Mortgage Daily

Published On: January 5, 2017

Quarterly delinquency on residential loans serviced by banks moved lower, as did the number of foreclosures that were initiated and completed.

Delinquency of at least 30 days, including foreclosures in process, was 5.2 percent as of the third-quarter 2016 on first liens serviced by banks.

The non-current rate improved from the previous quarter’s 5.3 percent. It was also lower than 6.1 percent as of the same quarter a year previous.

Included in the latest quarter’s rate was an 0.8 percent rate for foreclosures in process, no different than in the second quarter but lower than 1.2 percent in the third-quarter 2015.
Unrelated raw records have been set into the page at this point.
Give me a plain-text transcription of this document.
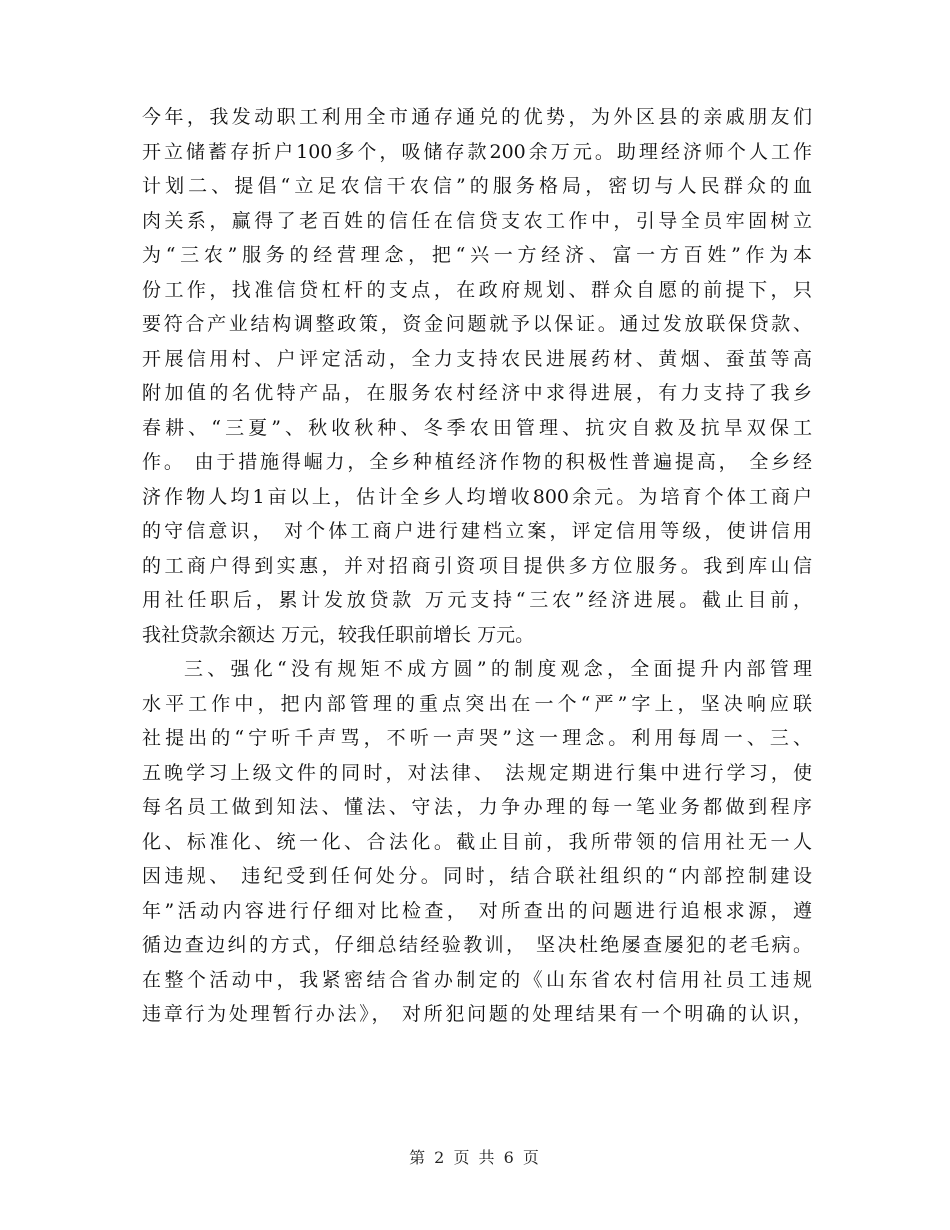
今年，我发动职工利用全市通存通兑的优势，为外区县的亲戚朋友们
开立储蓄存折户100多个，吸储存款200余万元。助理经济师个人工作
计划二、提倡“立足农信干农信”的服务格局，密切与人民群众的血
肉关系，赢得了老百姓的信任在信贷支农工作中，引导全员牢固树立
为“三农”服务的经营理念，把“兴一方经济、富一方百姓”作为本
份工作，找准信贷杠杆的支点，在政府规划、群众自愿的前提下，只
要符合产业结构调整政策，资金问题就予以保证。通过发放联保贷款、
开展信用村、户评定活动，全力支持农民进展药材、黄烟、蚕茧等高
附加值的名优特产品，在服务农村经济中求得进展，有力支持了我乡
春耕、“三夏”、秋收秋种、冬季农田管理、抗灾自救及抗旱双保工
作。 由于措施得崛力，全乡种植经济作物的积极性普遍提高， 全乡经
济作物人均1亩以上，估计全乡人均增收800余元。为培育个体工商户
的守信意识， 对个体工商户进行建档立案，评定信用等级，使讲信用
的工商户得到实惠，并对招商引资项目提供多方位服务。我到库山信
用社任职后，累计发放贷款 万元支持“三农”经济进展。截止目前，
我社贷款余额达 万元，较我任职前增长 万元。
三、强化“没有规矩不成方圆”的制度观念，全面提升内部管理
水平工作中，把内部管理的重点突出在一个“严”字上，坚决响应联
社提出的“宁听千声骂，不听一声哭”这一理念。利用每周一、三、
五晚学习上级文件的同时，对法律、 法规定期进行集中进行学习，使
每名员工做到知法、懂法、守法，力争办理的每一笔业务都做到程序
化、标准化、统一化、合法化。截止目前，我所带领的信用社无一人
因违规、 违纪受到任何处分。同时，结合联社组织的“内部控制建设
年”活动内容进行仔细对比检查， 对所查出的问题进行追根求源，遵
循边查边纠的方式，仔细总结经验教训， 坚决杜绝屡查屡犯的老毛病。
在整个活动中，我紧密结合省办制定的《山东省农村信用社员工违规
违章行为处理暂行办法》， 对所犯问题的处理结果有一个明确的认识，
第 2 页 共 6 页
The Office of the Comptroller of the Currency revealed the statistics in its OCC Mortgage Metrics Report Third Quarter 2016.

Foreclosures initiated totaled 48,000 during the third quarter, fewer than 48,700 three months earlier and 64,200 twelve months earlier. For all three quarters that have been reported so far for 2016, there were 155,600 foreclosures started.
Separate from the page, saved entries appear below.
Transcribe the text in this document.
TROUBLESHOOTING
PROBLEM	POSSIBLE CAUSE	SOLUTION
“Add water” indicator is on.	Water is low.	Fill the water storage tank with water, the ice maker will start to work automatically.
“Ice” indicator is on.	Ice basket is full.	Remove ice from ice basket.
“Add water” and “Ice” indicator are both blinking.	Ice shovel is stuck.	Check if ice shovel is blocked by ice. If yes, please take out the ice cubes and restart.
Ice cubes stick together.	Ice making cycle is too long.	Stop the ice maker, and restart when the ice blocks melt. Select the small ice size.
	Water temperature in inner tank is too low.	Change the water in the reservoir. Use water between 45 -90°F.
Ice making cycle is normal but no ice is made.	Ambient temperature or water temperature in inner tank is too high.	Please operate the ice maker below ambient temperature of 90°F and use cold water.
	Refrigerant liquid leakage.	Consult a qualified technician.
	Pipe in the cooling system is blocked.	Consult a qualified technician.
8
During the three months ended Sept. 30, 2016, there were 25,100 foreclosures completed. That was less than the 25,300 real-estate-owned filings in the prior three-month period and 33,100 in the year-prior period. REO filings numbered 80,600 from Jan. 1, 2016, through Sept. 30.

The OCC derived the latest information from seven national banks — Bank of America, Citibank, HSBC, JPMorgan Chase, PNC, U.S. Bank and Wells Fargo —
that reportedly serviced 20.392 million first-lien mortgages and home-equity loans as of Sept. 30, 2016, for $3.495 trillion — or 36 percent of all U.S. residential mortgage debt outstanding.

Servicing portfolios have diminished from 20.705 million loans for $3.573 trillion three months earlier and 21.850 million loans for $3.727 trillion as of one year earlier.

Prime mortgages, those underwritten for conforming or jumbo programs, accounted for 94 percent of third-quarter 2016 servicing portfolios.

The share of loans that were Alt-A — those to borrowers with prime credit who don’t qualify for conforming or jumbo programs — was 2 percent.

Another 3 percent were subprime loans —
those with prior delinquencies, judgments, bankruptcies or foreclosures on their credit report at the time of underwriting.